My second read of the year comes from the long-standing tradition between my spouse and me: At the end of each year, we jot down five books for the other person to read over the upcoming year. I confess that The Do-Over was from the 2024 list, but in the spirit of the book, I thought I should go ahead and get ‘er read (a do-over!). I enjoyed the book and found it to be good medicine for our toxic times. 

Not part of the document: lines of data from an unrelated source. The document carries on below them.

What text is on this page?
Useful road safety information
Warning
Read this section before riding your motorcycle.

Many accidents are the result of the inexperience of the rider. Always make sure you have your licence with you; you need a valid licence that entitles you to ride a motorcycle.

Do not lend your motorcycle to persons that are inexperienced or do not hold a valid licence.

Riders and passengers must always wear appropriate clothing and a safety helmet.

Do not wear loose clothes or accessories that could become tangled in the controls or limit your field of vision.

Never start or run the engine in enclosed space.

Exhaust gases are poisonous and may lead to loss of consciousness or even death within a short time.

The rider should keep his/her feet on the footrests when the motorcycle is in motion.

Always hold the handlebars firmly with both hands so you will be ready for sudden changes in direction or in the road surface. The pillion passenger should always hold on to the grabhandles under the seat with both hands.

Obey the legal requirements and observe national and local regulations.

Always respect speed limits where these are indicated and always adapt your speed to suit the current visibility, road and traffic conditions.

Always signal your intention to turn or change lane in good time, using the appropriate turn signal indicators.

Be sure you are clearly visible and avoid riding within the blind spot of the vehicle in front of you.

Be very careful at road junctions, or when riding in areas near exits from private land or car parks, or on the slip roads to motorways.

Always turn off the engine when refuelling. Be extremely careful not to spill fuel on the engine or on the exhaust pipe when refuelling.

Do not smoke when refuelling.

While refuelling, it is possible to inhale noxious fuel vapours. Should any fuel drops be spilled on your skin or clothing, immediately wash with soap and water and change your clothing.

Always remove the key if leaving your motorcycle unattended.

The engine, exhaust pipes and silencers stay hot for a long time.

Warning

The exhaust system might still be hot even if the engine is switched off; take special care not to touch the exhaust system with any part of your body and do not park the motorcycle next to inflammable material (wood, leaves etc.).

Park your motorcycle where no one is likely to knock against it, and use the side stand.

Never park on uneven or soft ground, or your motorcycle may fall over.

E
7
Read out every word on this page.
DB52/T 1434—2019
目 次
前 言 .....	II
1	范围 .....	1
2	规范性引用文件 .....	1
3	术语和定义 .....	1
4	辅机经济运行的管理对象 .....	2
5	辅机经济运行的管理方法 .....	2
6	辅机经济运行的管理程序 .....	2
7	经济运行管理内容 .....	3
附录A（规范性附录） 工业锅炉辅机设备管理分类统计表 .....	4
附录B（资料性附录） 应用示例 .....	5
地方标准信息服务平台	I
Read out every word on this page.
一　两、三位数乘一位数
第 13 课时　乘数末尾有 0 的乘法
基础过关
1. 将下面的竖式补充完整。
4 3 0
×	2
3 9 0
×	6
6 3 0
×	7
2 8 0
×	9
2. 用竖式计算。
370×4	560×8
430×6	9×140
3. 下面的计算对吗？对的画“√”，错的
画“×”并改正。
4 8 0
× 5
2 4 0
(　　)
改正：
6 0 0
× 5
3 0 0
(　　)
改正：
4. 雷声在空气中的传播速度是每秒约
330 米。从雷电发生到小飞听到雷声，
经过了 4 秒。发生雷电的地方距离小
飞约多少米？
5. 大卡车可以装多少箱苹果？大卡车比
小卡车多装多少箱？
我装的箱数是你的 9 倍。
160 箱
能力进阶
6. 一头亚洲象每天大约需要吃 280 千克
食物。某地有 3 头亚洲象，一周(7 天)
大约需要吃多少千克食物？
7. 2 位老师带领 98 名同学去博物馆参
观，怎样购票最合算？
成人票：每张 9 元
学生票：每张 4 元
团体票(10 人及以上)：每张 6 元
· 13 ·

Emily Hornby is the kind of teenager that a teacher would call “a dream to have in class”; she’s organized, relentlessly positive, and tries hard. That’s sort of her brand. She’s even dating a cool guy at school called Josh. I don’t quite understand why anyone would like this guy; he is like if Chalamet from Ladybird were more goal-oriented. Personally, I hate his guts. But I’m not Emily.
Anyway, Emily is SUPER excited to spend Valentine’s Day with Josh, her boo of three months. But Valentine’s Day starts bad at gets worse, from getting rushed out of the shower by her stepmom, to wrecking her gross old van into the truck of broody Nick (her lab partner with a TATTOO of all things, if you can believe that), to seeing Josh get up to some NOT GREAT things at school, it’s a bad day. Emily ends it at her grandma’s, and wakes up the next day to find out she is in some sort of Groundhog Day/Live Die Repeat/Palm Springs time loop.
As the loop continues, upright Emily slowly becomes more and more unhinged, and perhaps more and more herself.
This was a perfectly enjoyable quick read, with a little bit of coming-of-age grit. Didn’t quite soar or gut-punch for me in the way something truly excellent does. 3.75/5, rounded up.